The prudential regulator confirmed it is considering BUSSQ’s Federal Court appeal.
BUSSQ has lodged an appeal against a decision made by the Federal Court on 31 January, which found the trustee should have used the merits review process under the SIS Act over pursuing a judicial review in its challenge against APRA’s August 2024 action.
What BUSSQ was originally protesting in court was APRA’s decision in August last year to impose additional licence conditions on the trustee in response to concerns regarding serious misconduct within the Construction, Forestry and Maritime Employees Union (CFMEU), specifically its move to order a review of its four CFMEU-appointed directors.
At the time, APRA said it imposed additional licence conditions on both BUSSQ and United Super, the trustee for Cbus, to address concerns regarding “fitness and propriety processes and fund expenditure management”.
Citing public allegations of serious misconduct within the CFMEU and subsequent steps taken by governments and the Fair Work Commission, APRA said it “is concerned about the potential impact on trustees”.
Under the additional licence conditions, the trustees were obliged by APRA to review their compliance with the duty to act in the best interests of their members.
“United Super and BUSSQ are each required to engage an independent expert to conduct a review in relation to the requirements under Prudential Standard SPS 520 Fit and Proper and the trustees’ compliance with the duty to act in the best financial interests of beneficiaries of the funds in making expenditure decisions,” the watchdog said in August.
BUSSQ contested these conditions and sought a judicial review, saying they were beyond APRA’s power and lacked clarity.

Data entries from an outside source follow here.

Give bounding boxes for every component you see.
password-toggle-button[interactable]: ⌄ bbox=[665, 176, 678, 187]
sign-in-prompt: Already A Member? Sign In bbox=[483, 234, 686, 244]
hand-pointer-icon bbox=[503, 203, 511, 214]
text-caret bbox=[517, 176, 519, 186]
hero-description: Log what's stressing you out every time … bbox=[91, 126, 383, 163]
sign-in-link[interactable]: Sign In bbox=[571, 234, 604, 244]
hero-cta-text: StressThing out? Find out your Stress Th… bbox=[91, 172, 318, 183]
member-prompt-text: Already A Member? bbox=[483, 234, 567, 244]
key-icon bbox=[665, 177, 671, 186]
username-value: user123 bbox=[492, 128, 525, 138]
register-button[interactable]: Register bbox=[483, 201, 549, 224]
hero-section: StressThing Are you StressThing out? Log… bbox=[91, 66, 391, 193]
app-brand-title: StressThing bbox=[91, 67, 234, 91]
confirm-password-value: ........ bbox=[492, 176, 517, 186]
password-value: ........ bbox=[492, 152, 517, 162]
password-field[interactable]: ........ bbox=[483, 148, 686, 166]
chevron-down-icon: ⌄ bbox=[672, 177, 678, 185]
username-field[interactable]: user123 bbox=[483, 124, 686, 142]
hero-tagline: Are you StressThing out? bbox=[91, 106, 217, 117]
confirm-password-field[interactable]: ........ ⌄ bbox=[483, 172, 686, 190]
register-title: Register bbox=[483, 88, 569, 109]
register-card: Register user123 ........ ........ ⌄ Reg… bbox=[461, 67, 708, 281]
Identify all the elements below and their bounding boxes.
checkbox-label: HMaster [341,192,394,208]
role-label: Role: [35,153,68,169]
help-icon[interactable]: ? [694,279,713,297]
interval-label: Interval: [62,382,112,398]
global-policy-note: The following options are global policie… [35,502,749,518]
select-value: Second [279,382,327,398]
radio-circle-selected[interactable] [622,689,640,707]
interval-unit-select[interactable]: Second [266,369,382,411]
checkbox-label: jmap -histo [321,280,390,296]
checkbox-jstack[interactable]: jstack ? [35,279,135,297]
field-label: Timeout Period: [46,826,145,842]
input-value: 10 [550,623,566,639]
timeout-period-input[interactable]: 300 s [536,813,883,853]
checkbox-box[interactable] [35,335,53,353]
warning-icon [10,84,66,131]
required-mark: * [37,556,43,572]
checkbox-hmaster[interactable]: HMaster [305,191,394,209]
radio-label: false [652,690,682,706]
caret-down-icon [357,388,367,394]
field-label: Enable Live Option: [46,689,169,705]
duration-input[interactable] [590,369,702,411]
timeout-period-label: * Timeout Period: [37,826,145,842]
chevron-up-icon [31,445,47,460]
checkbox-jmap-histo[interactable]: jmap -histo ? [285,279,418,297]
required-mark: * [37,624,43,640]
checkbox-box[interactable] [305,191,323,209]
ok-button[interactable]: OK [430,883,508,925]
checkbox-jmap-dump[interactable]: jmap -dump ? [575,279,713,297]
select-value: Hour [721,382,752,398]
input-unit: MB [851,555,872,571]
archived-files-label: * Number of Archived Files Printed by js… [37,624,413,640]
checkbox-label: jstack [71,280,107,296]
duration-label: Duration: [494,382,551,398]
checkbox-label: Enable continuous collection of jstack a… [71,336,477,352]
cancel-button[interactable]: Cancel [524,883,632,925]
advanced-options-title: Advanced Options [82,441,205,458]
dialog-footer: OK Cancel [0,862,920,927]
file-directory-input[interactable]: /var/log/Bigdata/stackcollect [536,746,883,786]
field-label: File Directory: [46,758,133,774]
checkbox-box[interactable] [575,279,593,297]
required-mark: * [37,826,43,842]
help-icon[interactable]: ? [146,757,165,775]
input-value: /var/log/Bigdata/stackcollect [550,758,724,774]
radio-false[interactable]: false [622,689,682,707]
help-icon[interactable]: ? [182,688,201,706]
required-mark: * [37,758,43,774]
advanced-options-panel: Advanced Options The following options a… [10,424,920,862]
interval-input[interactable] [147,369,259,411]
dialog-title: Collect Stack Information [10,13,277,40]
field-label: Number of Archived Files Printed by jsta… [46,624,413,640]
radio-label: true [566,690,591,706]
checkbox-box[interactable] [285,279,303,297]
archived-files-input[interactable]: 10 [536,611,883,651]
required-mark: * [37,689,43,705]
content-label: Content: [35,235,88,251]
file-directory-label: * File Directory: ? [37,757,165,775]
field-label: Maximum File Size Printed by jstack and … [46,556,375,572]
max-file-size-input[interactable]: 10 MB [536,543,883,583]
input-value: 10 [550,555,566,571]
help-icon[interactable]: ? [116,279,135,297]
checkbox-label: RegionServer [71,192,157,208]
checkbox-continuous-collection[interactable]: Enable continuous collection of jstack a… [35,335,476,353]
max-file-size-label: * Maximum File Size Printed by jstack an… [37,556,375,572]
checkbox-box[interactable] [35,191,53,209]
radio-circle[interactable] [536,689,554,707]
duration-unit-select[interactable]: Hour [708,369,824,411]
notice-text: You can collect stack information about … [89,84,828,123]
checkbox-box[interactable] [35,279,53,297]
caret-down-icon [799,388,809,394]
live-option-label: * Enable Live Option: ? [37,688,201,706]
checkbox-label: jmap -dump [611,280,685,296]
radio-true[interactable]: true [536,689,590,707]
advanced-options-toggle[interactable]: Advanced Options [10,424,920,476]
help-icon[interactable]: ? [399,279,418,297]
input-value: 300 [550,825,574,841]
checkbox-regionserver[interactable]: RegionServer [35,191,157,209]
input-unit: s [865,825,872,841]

Despite having the option for internal merits review under the SIS Act, BUSSQ opted for a judicial review, challenging both the conditions and their disclosure.
However, the court ruled against BUSSQ in January, deeming it more appropriate for the trustee to pursue a merits review instead of judicial review and resolve the issues more cost-effectively and efficiently.
“That is the course which should have been taken and it is the one which BUSSQ should pursue if it wishes to maintain its assertions as to the invalidity of APRA’s decisions,” Justice Derrington said.
Namely, the court ruled that pursuing merits review would have been the more appropriate course of action and ultimately declined to exercise its discretion for judicial review, advising that the decision-making process should be addressed through the review mechanisms outlined in the SIS Act.
In a statement on Wednesday, responding to BUSSQ’s appeal, APRA said it is “considering” the notice.
“Trustees of superannuation funds are required to act in the best financial interests of their members and to have appropriate processes in place for the assessment of the fitness and propriety of their directors,” APRA said.
“APRA’s decision to impose additional licence conditions in August 2024 was in response to prudential concerns that APRA had identified with BUSSQ’s compliance with these requirements.”
BUSSQ Super has approximately 73,000 members and $6.7 billion in funds under management.